Apparently Malfoy had spent as much time that night spreading rumors as he had with playing with Pansy Parkinson. Although Hermione awoke early the next morning to finish packing, she found that she was being given the cold shoulder by everyone in the Gryffindor Common Room. It was not the way she had hoped to leave Hogwarts.
“All packed, Ron?” she asked cheerily and he came in from the dormitories.
Ron looked past her as though she wasn’t there.
“Harry?” Hermione tried, “Where are you going for your holidays?”
“Maybe if you’d spent more time in Gryffindor over the last few weeks you’d know.” he snapped.
She tried talking to Ginny but she, too, was silent.
Only Neville would discuss it. “Why, Hermione? He’s nasty and mean. Why?”
Before she could answer Seamus cheekily piped up, “Because she wanted some Slytherin in her and according to Malfoy she got it last night!”
There were a few coarse laughs. Hermione fled back to her own room where the house elves were busy collecting her cartons for the train. She picked up Severus’s outer robe that he had wrapped around her the night before. She hugged it to herself. She could smell his scent on it. Musky and good. She started for the door to return it.

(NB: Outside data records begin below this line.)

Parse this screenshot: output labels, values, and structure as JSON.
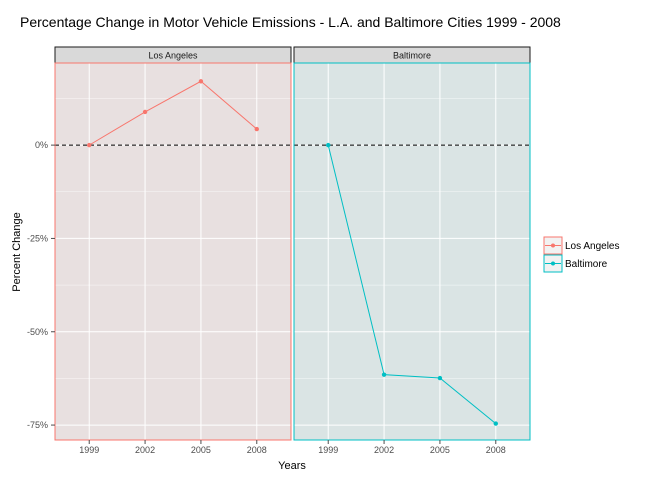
{
  "chart_data": {
    "type": "line",
    "title": "Percentage Change in Motor Vehicle Emissions - L.A. and Baltimore Cities 1999 - 2008",
    "xlabel": "Years",
    "ylabel": "Percent Change",
    "categories": [
      "1999",
      "2002",
      "2005",
      "2008"
    ],
    "y_ticks": [
      {
        "value": 0,
        "label": "0%"
      },
      {
        "value": -25,
        "label": "-25%"
      },
      {
        "value": -50,
        "label": "-50%"
      },
      {
        "value": -75,
        "label": "-75%"
      }
    ],
    "ylim": [
      -79,
      22
    ],
    "grid": true,
    "legend_position": "right",
    "reference_line": {
      "value": 0,
      "style": "dashed"
    },
    "series": [
      {
        "name": "Los Angeles",
        "color": "#F8766D",
        "panel_fill": "#E8E0E0",
        "values": [
          0,
          8.9,
          17.1,
          4.3
        ]
      },
      {
        "name": "Baltimore",
        "color": "#00BFC4",
        "panel_fill": "#DAE4E4",
        "values": [
          0,
          -61.5,
          -62.4,
          -74.6
        ]
      }
    ]
  }
}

“If you’re looking for Professor Snape, he’s ain’t here.” said one of the house elves.
“He’s gone?” Hermione asked.
“He left after the ball last night. You can leave his cloak here and I’ll put it in his rooms for him.”
Reluctantly, Hermione relinquished the cloak. It was her last tie to Hogwarts.

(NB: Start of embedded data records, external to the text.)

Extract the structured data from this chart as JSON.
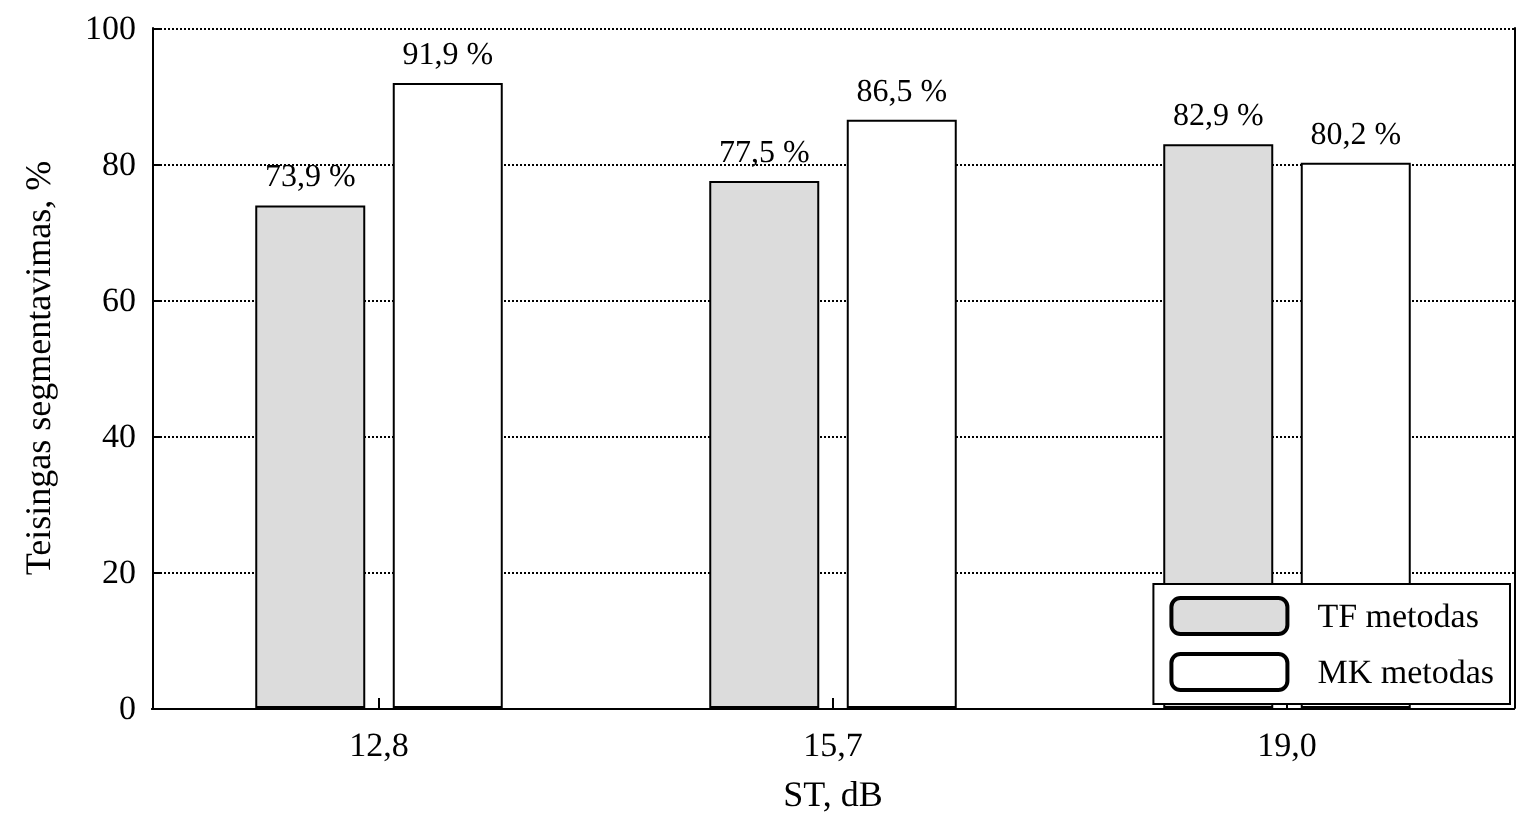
{
  "chart_data": {
    "type": "bar",
    "xlabel": "ST, dB",
    "ylabel": "Teisingas segmentavimas, %",
    "categories": [
      "12,8",
      "15,7",
      "19,0"
    ],
    "series": [
      {
        "name": "TF metodas",
        "color": "#dcdcdc",
        "values": [
          73.9,
          77.5,
          82.9
        ],
        "value_labels": [
          "73,9 %",
          "77,5 %",
          "82,9 %"
        ]
      },
      {
        "name": "MK metodas",
        "color": "#ffffff",
        "values": [
          91.9,
          86.5,
          80.2
        ],
        "value_labels": [
          "91,9 %",
          "86,5 %",
          "80,2 %"
        ]
      }
    ],
    "ylim": [
      0,
      100
    ],
    "yticks": [
      0,
      20,
      40,
      60,
      80,
      100
    ],
    "grid": "y",
    "legend": "bottom right"
  }
}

The common room was silent as she walked out through the portrait hole for the last time. It was a relief to get on the train, away from her uncomprehending friends, and look forward to the future.
Severus Snape knew he had let things go too far. He should never have kissed her. Even now the memory of that kiss burned hot. If she only knew how close he had been to losing control, she might have been afraid. Her moan, her heat, her response; he had very nearly pushed her down in the bushes and taken her then and there. If she hadn’t gone just the tiniest bit too fast, causing his conscience to panic and his last shreds of self-control to kick in, if it hadn’t been for that, she might have lost her innocence, with or without her permission.
Snape began to pack his bags. He needed to get away. He thought about that kiss again. Perhaps she wasn’t so innocent? He paused a moment as he remembered her probing tongue, how she had initiated the contact, moaning, rubbing on his thigh, caressing his buttocks. Perhaps her and Weasley? Snape shook his head. Hermione had told him there had been nothing between herself and Weasley. Potter? The thought of that blasted Potter buried between Hermione’s thighs made him feel slightly sick. In fact, it reminded him of a girl from his past, someone Potter Senior had stolen from him. Coming back to the present, he remembered Krum.
Yes, Viktor Krum, the famous quidditch star. The one all the female students ran after. He and Hermione had spent quite a lot of time together when Hogwarts had hosted the triwizard tournament. Krum had been a lot older than she was too. Had he...? Had they...?
Snape crashed the lid of his case down. He was getting out. Tonight.